The University of Utrecht scientists have uncovered a novel mechanism for how drugs eradicate antibiotic-resistant bacteria. Teixobactin, an antibiotic, kills bacteria by destroying their cell membrane and preventing the formation of their cell walls, according to research published in the peer-reviewed journal Nature. The new understandings might make it possible to create potent antibiotics that bacteria are less likely to acquire resistance to.
One of the most often prescribed medications in the world, antibiotics are used to treat bacterial infections. They are essential in the fight against numerous diseases of the digestive and respiratory systems, as well as a number of skin problems. However, because the majority of antibiotic classes currently used in clinics have been around for roughly 50 years, bacteria have grown more resistant to antibiotics. The first novel antibiotic identified in about 40 years, teixobactin, was successfully isolated in 2015 by researchers from Boston, USA.

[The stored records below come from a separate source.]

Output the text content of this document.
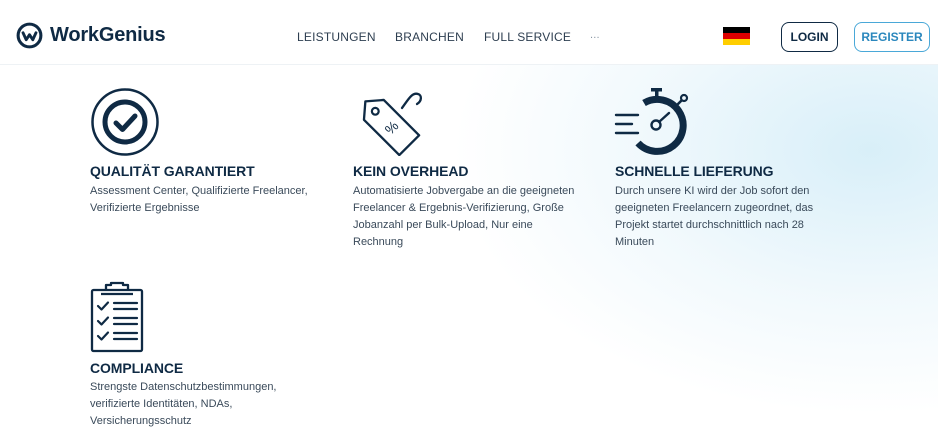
WorkGenius	LEISTUNGEN BRANCHEN FULL SERVICE ...	LOGIN	REGISTER
QUALITÄT GARANTIERT
Assessment Center, Qualifizierte Freelancer,
Verifizierte Ergebnisse
%
KEIN OVERHEAD
Automatisierte Jobvergabe an die geeigneten
Freelancer & Ergebnis-Verifizierung, Große
Jobanzahl per Bulk-Upload, Nur eine
Rechnung
SCHNELLE LIEFERUNG
Durch unsere KI wird der Job sofort den
geeigneten Freelancern zugeordnet, das
Projekt startet durchschnittlich nach 28
Minuten
COMPLIANCE
Strengste Datenschutzbestimmungen,
verifizierte Identitäten, NDAs,
Versicherungsschutz
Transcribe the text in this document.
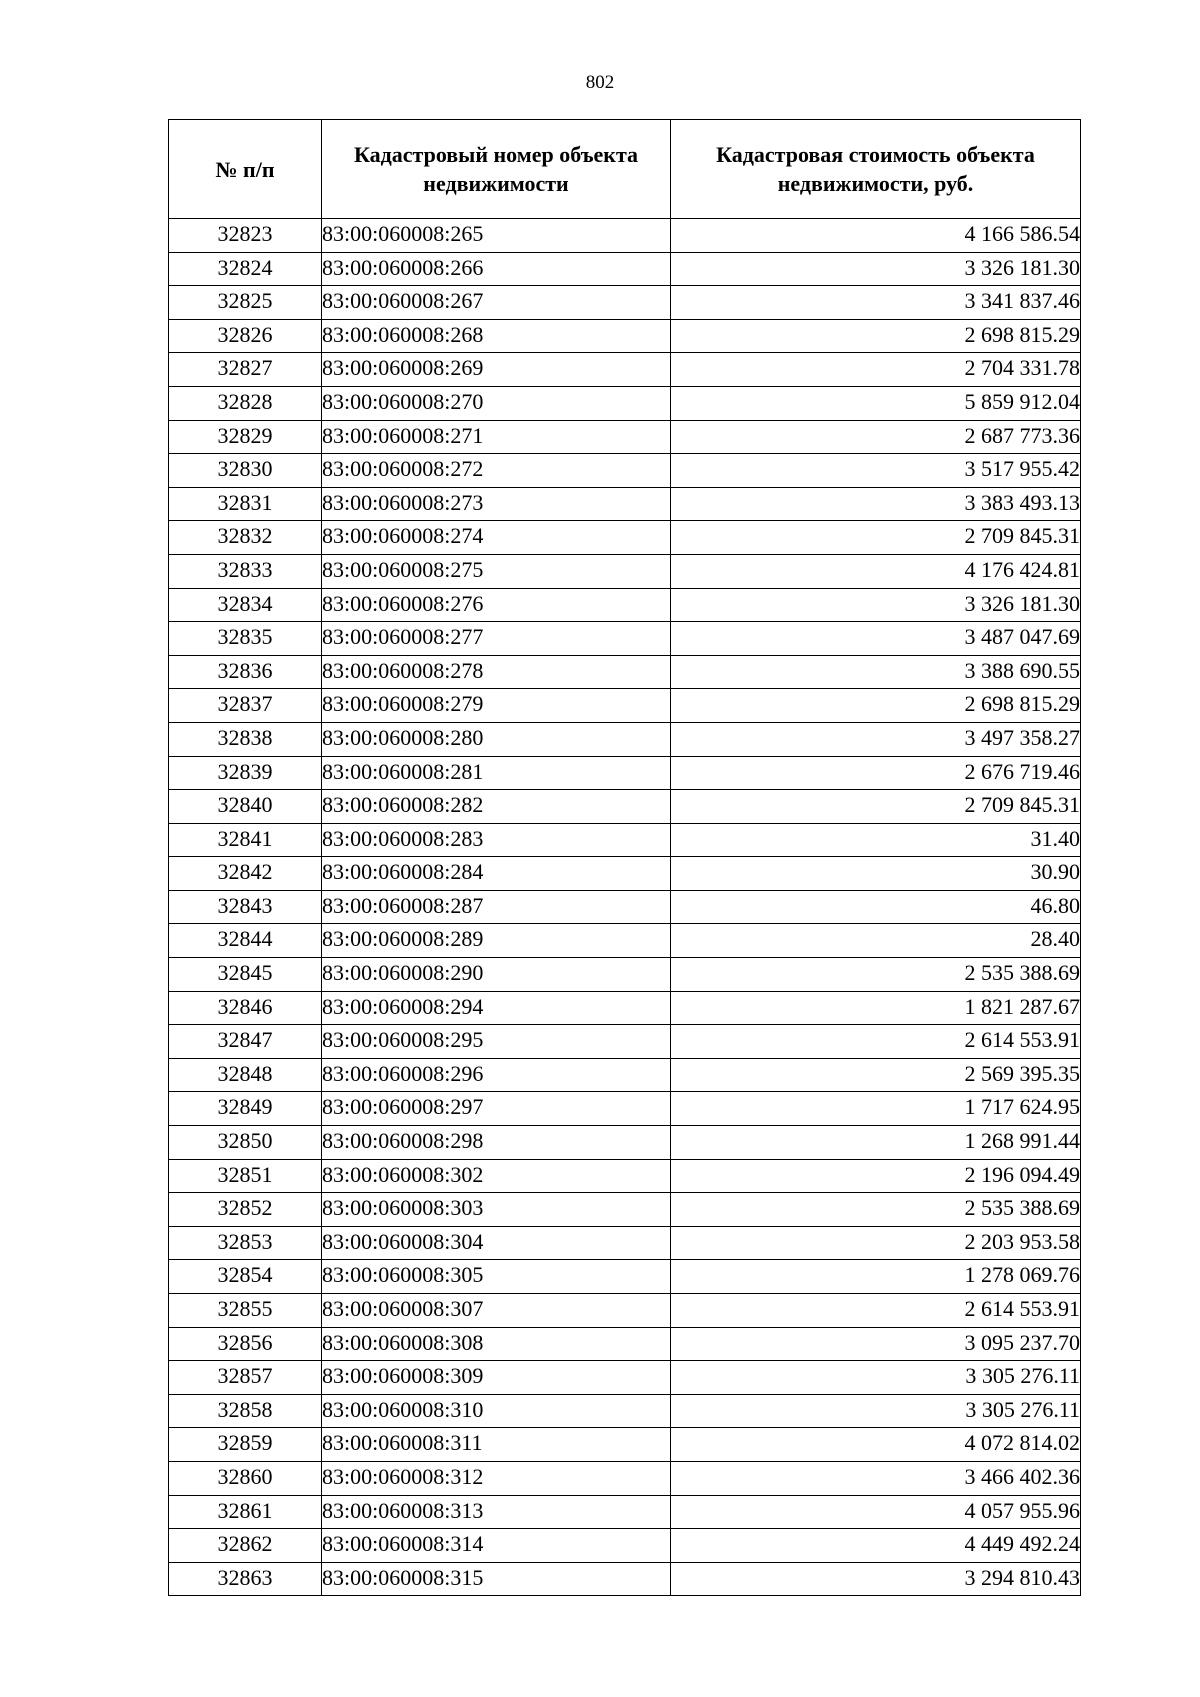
802
№ п/п	Кадастровый номер объекта недвижимости	Кадастровая стоимость объекта недвижимости, руб.
32823	83:00:060008:265	4 166 586.54
32824	83:00:060008:266	3 326 181.30
32825	83:00:060008:267	3 341 837.46
32826	83:00:060008:268	2 698 815.29
32827	83:00:060008:269	2 704 331.78
32828	83:00:060008:270	5 859 912.04
32829	83:00:060008:271	2 687 773.36
32830	83:00:060008:272	3 517 955.42
32831	83:00:060008:273	3 383 493.13
32832	83:00:060008:274	2 709 845.31
32833	83:00:060008:275	4 176 424.81
32834	83:00:060008:276	3 326 181.30
32835	83:00:060008:277	3 487 047.69
32836	83:00:060008:278	3 388 690.55
32837	83:00:060008:279	2 698 815.29
32838	83:00:060008:280	3 497 358.27
32839	83:00:060008:281	2 676 719.46
32840	83:00:060008:282	2 709 845.31
32841	83:00:060008:283	31.40
32842	83:00:060008:284	30.90
32843	83:00:060008:287	46.80
32844	83:00:060008:289	28.40
32845	83:00:060008:290	2 535 388.69
32846	83:00:060008:294	1 821 287.67
32847	83:00:060008:295	2 614 553.91
32848	83:00:060008:296	2 569 395.35
32849	83:00:060008:297	1 717 624.95
32850	83:00:060008:298	1 268 991.44
32851	83:00:060008:302	2 196 094.49
32852	83:00:060008:303	2 535 388.69
32853	83:00:060008:304	2 203 953.58
32854	83:00:060008:305	1 278 069.76
32855	83:00:060008:307	2 614 553.91
32856	83:00:060008:308	3 095 237.70
32857	83:00:060008:309	3 305 276.11
32858	83:00:060008:310	3 305 276.11
32859	83:00:060008:311	4 072 814.02
32860	83:00:060008:312	3 466 402.36
32861	83:00:060008:313	4 057 955.96
32862	83:00:060008:314	4 449 492.24
32863	83:00:060008:315	3 294 810.43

Antibiotics having innovative mechanisms are required to tackle antimicrobial resistance. Teixobactin is a new family of antibiotics lacking demonstrable resistance and a distinctive chemical structure. Teixobactin ingeniously solves the toxicity issue by only damaging membranes containing lipid II, lacking in eukaryotes.
Teixobactin was produced by so-called “unculturable” bacteria, which do not flourish in standard laboratory settings, and it showed exceptional potency against bacterial infections without exhibiting any signs of resistance. Teixobactin’s mode of action in killing bacteria has not yet been determined. The ribosome is where most antibiotics bind. These antibiotics accomplish this by preventing the bacteria’s ability to produce proteins. Antibiotics can also prevent bacteria from producing peptidoglycan, which serves as their outermost layer of defense. It quickly became apparent that teixobactin also accomplishes this, though not in the same manner.
Unique killing mechanism
Seven years after its discovery, a large multinational team under the leadership of Associate Professor Markus Weingarth from the University of Utrecht has now uncovered the chemical mechanism by which teixobactin destroys bacteria. The group worked with the creators of teixobactin, Prof. Kim Lewis of Northeastern University in Boston and the company Novobiotic, and employed a number of cutting-edge structural biology approaches.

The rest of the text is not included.